Right, it only converts to v4 if both src and dst are 32-bit, which is fine in v4.1 too. Everyone can adopt v4.1 hardware/software without even thinking about it but hold off on using >32-bit addrs until they feel like enough peers are on v4.1. Yes it's only a one-way compatibility, but that's way better than v6 which is incompatible both ways, creating gridlock.
If you really want extra compatibility, idk if this is a good idea but it's an option... Go v4.1 using up to 40-bit addresses for now (but leave room for more). Translate a v4.1 TCP/IP packet with a 40-bit src and 32-bit dst to v4, truncating the last 8 bits of the src IP, provided the last 8 of the src port matches them. IPv4-only dst can respond fine. When that /32 v4.1 router receives the v4 response, set the last 8 bits of the dst IP to the last 8 of the dst port. So it's kinda like NAT except translating to a public /40 IPv4.1 instead of a private IPv4. Actual NAT on the /40 addrs gets the remaining 8 bits for the src port. And you just speak v4.1 without all this if the dst is >32 bits.
I think you underestimate the complexity of deploying a new protocol like that.
Also, you know NAT64 exists, right? You can have a v6 only network connecting to v4 hosts.

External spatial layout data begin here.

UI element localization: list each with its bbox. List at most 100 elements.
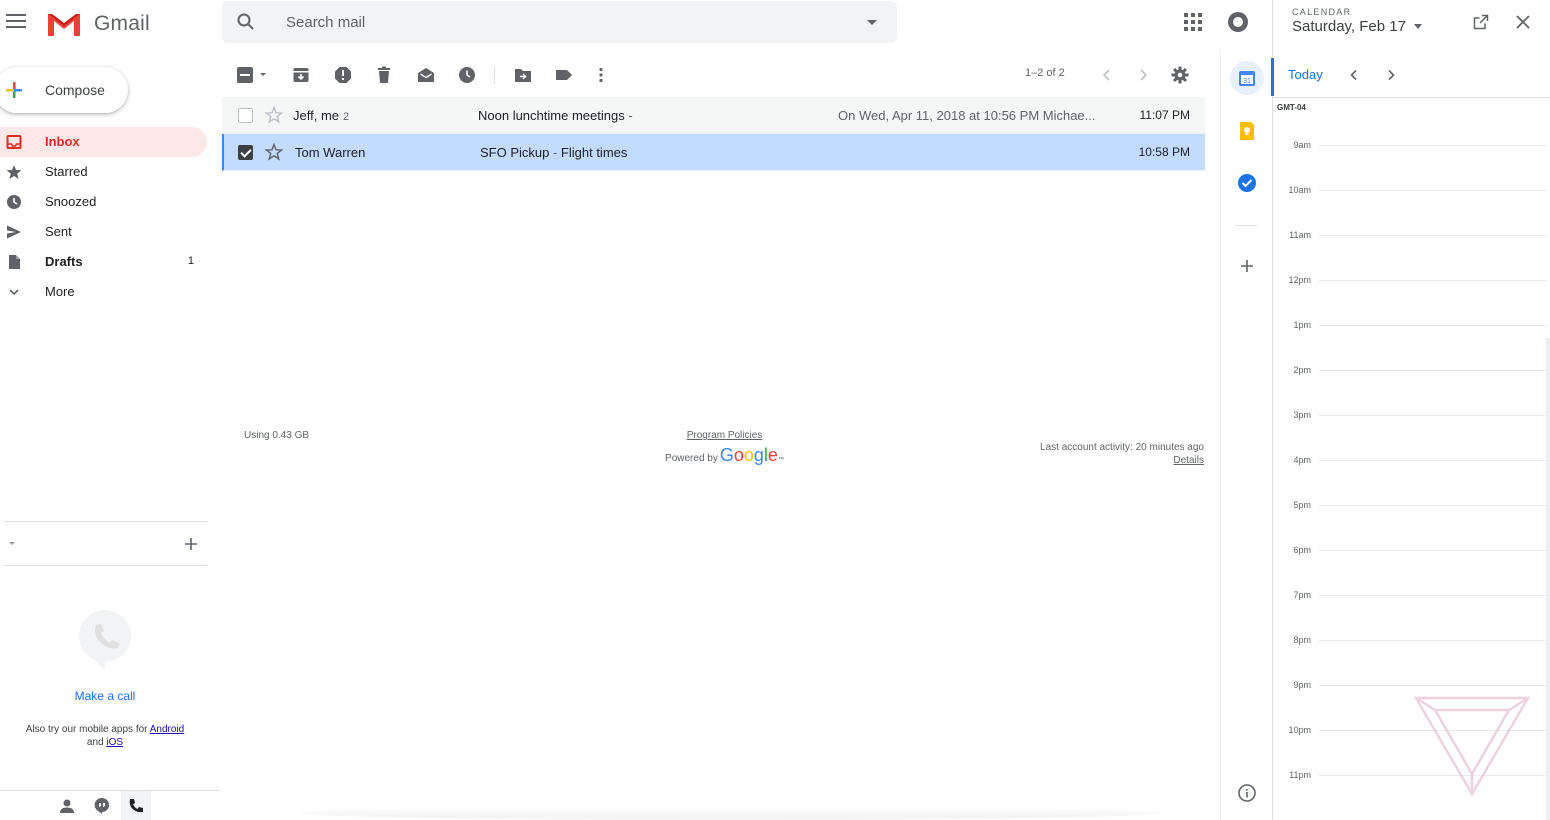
search-bar[interactable] bbox=[222, 1, 897, 43]
archive-icon[interactable] bbox=[292, 66, 310, 84]
star-outline-icon[interactable] bbox=[265, 143, 283, 161]
report-spam-icon[interactable] bbox=[334, 66, 352, 84]
calendar-hour-row[interactable]: 12pm bbox=[1273, 275, 1550, 325]
sidebar-item-sent[interactable]: Sent bbox=[0, 217, 207, 247]
hour-gridline bbox=[1319, 685, 1547, 686]
hour-label: 8pm bbox=[1293, 635, 1311, 645]
next-day-icon[interactable] bbox=[1384, 68, 1398, 82]
main-menu-icon[interactable] bbox=[6, 14, 26, 30]
search-options-icon[interactable] bbox=[867, 20, 877, 25]
calendar-hour-row[interactable]: 6pm bbox=[1273, 545, 1550, 595]
sidebar-item-snoozed[interactable]: Snoozed bbox=[0, 187, 207, 217]
sidebar-item-drafts[interactable]: Drafts 1 bbox=[0, 247, 207, 277]
hour-label: 1pm bbox=[1293, 320, 1311, 330]
search-input[interactable] bbox=[286, 9, 846, 35]
contacts-person-icon[interactable] bbox=[58, 797, 76, 815]
pagination-count: 1–2 of 2 bbox=[1025, 67, 1065, 79]
sidebar-item-label: Drafts bbox=[45, 254, 83, 269]
calendar-hour-row[interactable]: 9am bbox=[1273, 140, 1550, 190]
gmail-m-icon bbox=[48, 14, 80, 36]
star-outline-icon[interactable] bbox=[265, 106, 283, 124]
powered-by-label: Powered by bbox=[665, 453, 718, 464]
info-icon[interactable] bbox=[1237, 783, 1257, 803]
ios-link[interactable]: iOS bbox=[106, 737, 123, 748]
calendar-hour-row[interactable]: 2pm bbox=[1273, 365, 1550, 415]
label-icon[interactable] bbox=[555, 66, 573, 84]
sidebar-item-starred[interactable]: Starred bbox=[0, 157, 207, 187]
make-a-call-link[interactable]: Make a call bbox=[0, 689, 210, 703]
hangouts-chat-icon[interactable] bbox=[93, 797, 111, 815]
calendar-hour-row[interactable]: 10am bbox=[1273, 185, 1550, 235]
hour-label: 7pm bbox=[1293, 590, 1311, 600]
sidebar-nav: Inbox Starred Snoozed Sent Drafts 1 More bbox=[0, 127, 207, 307]
calendar-hour-row[interactable]: 11am bbox=[1273, 230, 1550, 280]
android-link[interactable]: Android bbox=[150, 724, 184, 735]
tab-phone[interactable] bbox=[121, 791, 151, 820]
timezone-label: GMT-04 bbox=[1277, 103, 1306, 112]
compose-button[interactable]: Compose bbox=[0, 67, 128, 113]
get-addons-plus-icon[interactable] bbox=[1237, 256, 1257, 276]
calendar-hour-row[interactable]: 4pm bbox=[1273, 455, 1550, 505]
activity-details-link[interactable]: Details bbox=[1173, 455, 1204, 466]
email-checkbox[interactable] bbox=[238, 108, 253, 123]
tasks-icon[interactable] bbox=[1237, 173, 1257, 193]
today-button[interactable]: Today bbox=[1288, 67, 1323, 82]
google-apps-icon[interactable] bbox=[1184, 13, 1202, 31]
sidebar-item-inbox[interactable]: Inbox bbox=[0, 127, 207, 157]
sidebar-item-label: More bbox=[45, 284, 75, 299]
hour-label: 6pm bbox=[1293, 545, 1311, 555]
mobile-apps-text: Also try our mobile apps for bbox=[25, 724, 148, 735]
open-in-new-icon[interactable] bbox=[1473, 14, 1489, 30]
move-to-icon[interactable] bbox=[514, 66, 532, 84]
hour-gridline bbox=[1319, 415, 1547, 416]
email-row[interactable]: Tom Warren SFO Pickup - Flight times 10:… bbox=[222, 134, 1205, 171]
hour-label: 9am bbox=[1293, 140, 1311, 150]
add-contact-plus-icon[interactable] bbox=[184, 537, 198, 551]
mail-toolbar: 1–2 of 2 bbox=[222, 56, 1205, 94]
hour-label: 11am bbox=[1289, 230, 1311, 240]
program-policies-link[interactable]: Program Policies bbox=[663, 430, 786, 441]
next-page-icon[interactable] bbox=[1134, 66, 1152, 84]
email-row[interactable]: Jeff, me 2 Noon lunchtime meetings - On W… bbox=[222, 97, 1205, 134]
settings-icon[interactable] bbox=[1171, 66, 1189, 84]
mark-read-icon[interactable] bbox=[417, 66, 435, 84]
calendar-hour-row[interactable]: 8pm bbox=[1273, 635, 1550, 685]
hour-gridline bbox=[1319, 505, 1547, 506]
calendar-date-selector[interactable]: Saturday, Feb 17 bbox=[1292, 18, 1422, 35]
calendar-hour-row[interactable]: 1pm bbox=[1273, 320, 1550, 370]
hour-label: 5pm bbox=[1293, 500, 1311, 510]
calendar-hour-row[interactable]: 7pm bbox=[1273, 590, 1550, 640]
hour-gridline bbox=[1319, 325, 1547, 326]
previous-day-icon[interactable] bbox=[1347, 68, 1361, 82]
draft-icon bbox=[9, 255, 20, 269]
keep-icon[interactable] bbox=[1237, 121, 1257, 141]
close-icon[interactable] bbox=[1515, 14, 1531, 30]
powered-by-google: Powered by Google ™ bbox=[665, 445, 784, 465]
hour-gridline bbox=[1319, 460, 1547, 461]
sidebar-item-count: 1 bbox=[187, 255, 194, 267]
prev-page-icon[interactable] bbox=[1098, 66, 1116, 84]
email-checkbox[interactable] bbox=[238, 145, 253, 160]
delete-icon[interactable] bbox=[375, 66, 393, 84]
hour-gridline bbox=[1319, 145, 1547, 146]
calendar-hour-row[interactable]: 5pm bbox=[1273, 500, 1550, 550]
calendar-hour-row[interactable]: 3pm bbox=[1273, 410, 1550, 460]
hour-label: 3pm bbox=[1293, 410, 1311, 420]
hangouts-collapse-icon[interactable] bbox=[9, 542, 15, 545]
calendar-icon: 31 bbox=[1239, 71, 1255, 86]
snooze-icon[interactable] bbox=[458, 66, 476, 84]
calendar-scrollbar[interactable] bbox=[1546, 338, 1550, 820]
search-icon[interactable] bbox=[236, 12, 256, 32]
sidebar-item-more[interactable]: More bbox=[0, 277, 207, 307]
hour-label: 12pm bbox=[1288, 275, 1311, 285]
select-all-icon[interactable] bbox=[236, 66, 270, 84]
account-activity: Last account activity: 20 minutes ago De… bbox=[1040, 441, 1204, 467]
calendar-panel: CALENDAR Saturday, Feb 17 Today GMT-04 9… bbox=[1271, 0, 1550, 820]
account-avatar-icon[interactable] bbox=[1228, 12, 1248, 32]
sidebar-divider bbox=[4, 565, 207, 566]
gmail-wordmark: Gmail bbox=[94, 12, 150, 35]
calendar-addon-button[interactable]: 31 bbox=[1230, 61, 1264, 95]
hour-label: 2pm bbox=[1293, 365, 1311, 375]
more-vert-icon[interactable] bbox=[592, 66, 610, 84]
gmail-logo[interactable]: Gmail bbox=[46, 10, 150, 38]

Is that not enough compatibility if you don't want dual stack hosts?
I can't tell you the man-hours, but I can tell you it'd be easier than ipv6. And yes I'm aware that you can give a "v6 only network" a v4 address, which means you're still on ipv4.
- enough addresses for everyone on the planet, but we can't freely give out permanent static allocations to everyone because it would explode the routing tables
- so we never got our permanent roaming addresses we were promised
- NAT66 exists
- IPv6 was (still is?) a moving target for implementors
IPv6 to me is an example of "not letting a good crisis go to waste." The real problem was running out of addresses, but the solution got lots of less necessary changes bundled into it, rather than just adding more address space.